Parameter Picking: If the class predicted to be the class of the nearest training sample (i.e. when k=1) is called nearest neighbor algorithm. For K-NN algorithm to be accurate, noisy, irrelevant features should be completely stripped off.

K-NN Classifiers

  1. The 1-nearest neighbor classifier: This is the most distinctive type of classifier which places a vertex say h, to the class nearest neighbor.


  1. Weighted nearest neighbor classifier: This is weight based classification such as described above. Bagged weight is also close to this structure.



  1. Metric Learning: K nearest neighbor classification activity can be optimized through supervised metric learning. Examples are Neighborhood component analysis, large margin nearest neighbor, supervised metric learning algorithms implement label info in order to pattern a new metric or pseudo-metric.


  1. Feature Extraction: This aspect handles input data to an algorithm that is too huge to be handled and probably redundant, perhaps in both in the units. If features are carefully parted, from an original dataset, this could well set aside relevant information from the input data in case of performing an optimized data mining task with highest quality of output of feature space.


  1. Dimension reduction: For Large datasets, it is imperative to reduce dimension as a means of feature extraction. Especially if the Euclidean distance does not contribute effectively to high dimensional datasets.

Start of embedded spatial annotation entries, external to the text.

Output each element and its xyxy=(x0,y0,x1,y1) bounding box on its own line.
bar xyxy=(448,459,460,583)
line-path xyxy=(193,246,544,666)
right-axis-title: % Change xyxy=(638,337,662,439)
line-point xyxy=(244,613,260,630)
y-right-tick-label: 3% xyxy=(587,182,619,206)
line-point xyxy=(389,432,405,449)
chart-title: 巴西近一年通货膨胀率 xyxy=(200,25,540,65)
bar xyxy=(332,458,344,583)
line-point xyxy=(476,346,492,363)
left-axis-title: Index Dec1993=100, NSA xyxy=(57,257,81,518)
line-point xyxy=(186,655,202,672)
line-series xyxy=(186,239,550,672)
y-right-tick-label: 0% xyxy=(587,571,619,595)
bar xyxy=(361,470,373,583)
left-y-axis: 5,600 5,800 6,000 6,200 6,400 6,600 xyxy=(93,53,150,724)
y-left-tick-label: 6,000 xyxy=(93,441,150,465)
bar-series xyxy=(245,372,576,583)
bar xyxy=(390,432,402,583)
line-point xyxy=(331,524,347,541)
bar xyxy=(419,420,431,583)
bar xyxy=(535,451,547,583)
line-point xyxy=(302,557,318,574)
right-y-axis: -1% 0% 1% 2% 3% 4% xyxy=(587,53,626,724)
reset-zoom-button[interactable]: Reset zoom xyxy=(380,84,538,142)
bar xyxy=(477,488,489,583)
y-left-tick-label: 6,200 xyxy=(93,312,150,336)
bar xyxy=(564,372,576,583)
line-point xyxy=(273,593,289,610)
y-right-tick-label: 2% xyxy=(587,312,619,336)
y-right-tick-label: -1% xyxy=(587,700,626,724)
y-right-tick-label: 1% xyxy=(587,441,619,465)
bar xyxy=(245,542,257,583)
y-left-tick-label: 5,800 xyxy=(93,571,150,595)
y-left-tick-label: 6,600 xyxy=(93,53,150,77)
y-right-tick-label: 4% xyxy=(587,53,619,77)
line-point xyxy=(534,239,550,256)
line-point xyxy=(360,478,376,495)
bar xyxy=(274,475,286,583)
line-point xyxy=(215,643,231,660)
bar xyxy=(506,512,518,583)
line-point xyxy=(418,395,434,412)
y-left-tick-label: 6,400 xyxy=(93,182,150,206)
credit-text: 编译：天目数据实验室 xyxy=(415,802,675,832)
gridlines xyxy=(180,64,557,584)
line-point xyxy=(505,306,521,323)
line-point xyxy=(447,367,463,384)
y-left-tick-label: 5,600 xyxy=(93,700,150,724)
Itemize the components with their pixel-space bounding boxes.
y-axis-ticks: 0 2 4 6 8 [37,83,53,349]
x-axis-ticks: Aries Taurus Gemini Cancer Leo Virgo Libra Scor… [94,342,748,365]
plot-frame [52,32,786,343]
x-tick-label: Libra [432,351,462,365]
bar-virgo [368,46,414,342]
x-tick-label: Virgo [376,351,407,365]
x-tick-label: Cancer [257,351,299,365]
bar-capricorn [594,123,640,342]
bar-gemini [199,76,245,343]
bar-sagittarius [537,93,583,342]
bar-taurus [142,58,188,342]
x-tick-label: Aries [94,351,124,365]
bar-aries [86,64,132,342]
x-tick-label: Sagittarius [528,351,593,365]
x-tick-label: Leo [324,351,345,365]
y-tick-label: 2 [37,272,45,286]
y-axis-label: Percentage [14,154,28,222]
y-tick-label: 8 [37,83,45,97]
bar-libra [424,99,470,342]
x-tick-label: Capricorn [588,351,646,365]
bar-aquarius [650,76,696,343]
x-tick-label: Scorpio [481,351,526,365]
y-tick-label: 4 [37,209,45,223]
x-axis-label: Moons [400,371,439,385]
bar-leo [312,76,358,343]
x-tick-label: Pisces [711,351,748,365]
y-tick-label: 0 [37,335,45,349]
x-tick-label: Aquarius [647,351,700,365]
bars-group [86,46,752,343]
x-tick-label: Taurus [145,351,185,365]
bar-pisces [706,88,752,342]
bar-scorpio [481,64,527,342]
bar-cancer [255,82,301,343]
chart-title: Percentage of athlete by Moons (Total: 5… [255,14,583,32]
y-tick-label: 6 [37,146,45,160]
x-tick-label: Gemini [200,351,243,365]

This is often referred to as the obscenity of dimensionality. Feature extraction and dimension reduction can both be properly handled by principal component analysis (pca), under linear discriminant analysis or canonical analysis-cca, techniques as a pre-activity step, succeeded by clustering by K-NN on feature vectors towards reducing dimension space. This is known as low dimensional embedding.


  1. Decision Boundary: Nearest neighbor operational guidelines indirectly calculate decision boundary. Calculation decision boundary is also open, perfectly done such that algorithms is a method of boundary convolution.


  1. Data Reduction: This is one of the most troublesome issues to be dealt with when handling huge datasets. It is certain that only a partition of a given set are needed for precise classification. These precise data are known as prototypes and can be discovered by:


  1. Picking the class-outliers, by training datasets put as classified wrongly.
  2. Dividing the rest of the data into two sets: firstly the prototypes needed for classification decisions, secondly, for captivated points that can be rightly classified by K-NN utilizing prototypes. The captivated vertices can then be removed from the set.
  3. Selection of Class-Outliers: A set of training dataset in the midst of sample of classes is known as class outliers. They are usually caused by random error, incapacitated training examples of class, missing features,
  4. Condensed for data reduction: Designed to minimize the data set for K-NN classification. Makes out a group of prototypes from the incoming training dataset, in which a unit of the dataset say B, can classify the group as perfectly as the entire dataset. It’s operation is likened to iterative processes, that sequentially scanes all members of a dataset, searching for an element whose prototype possesses a different tag.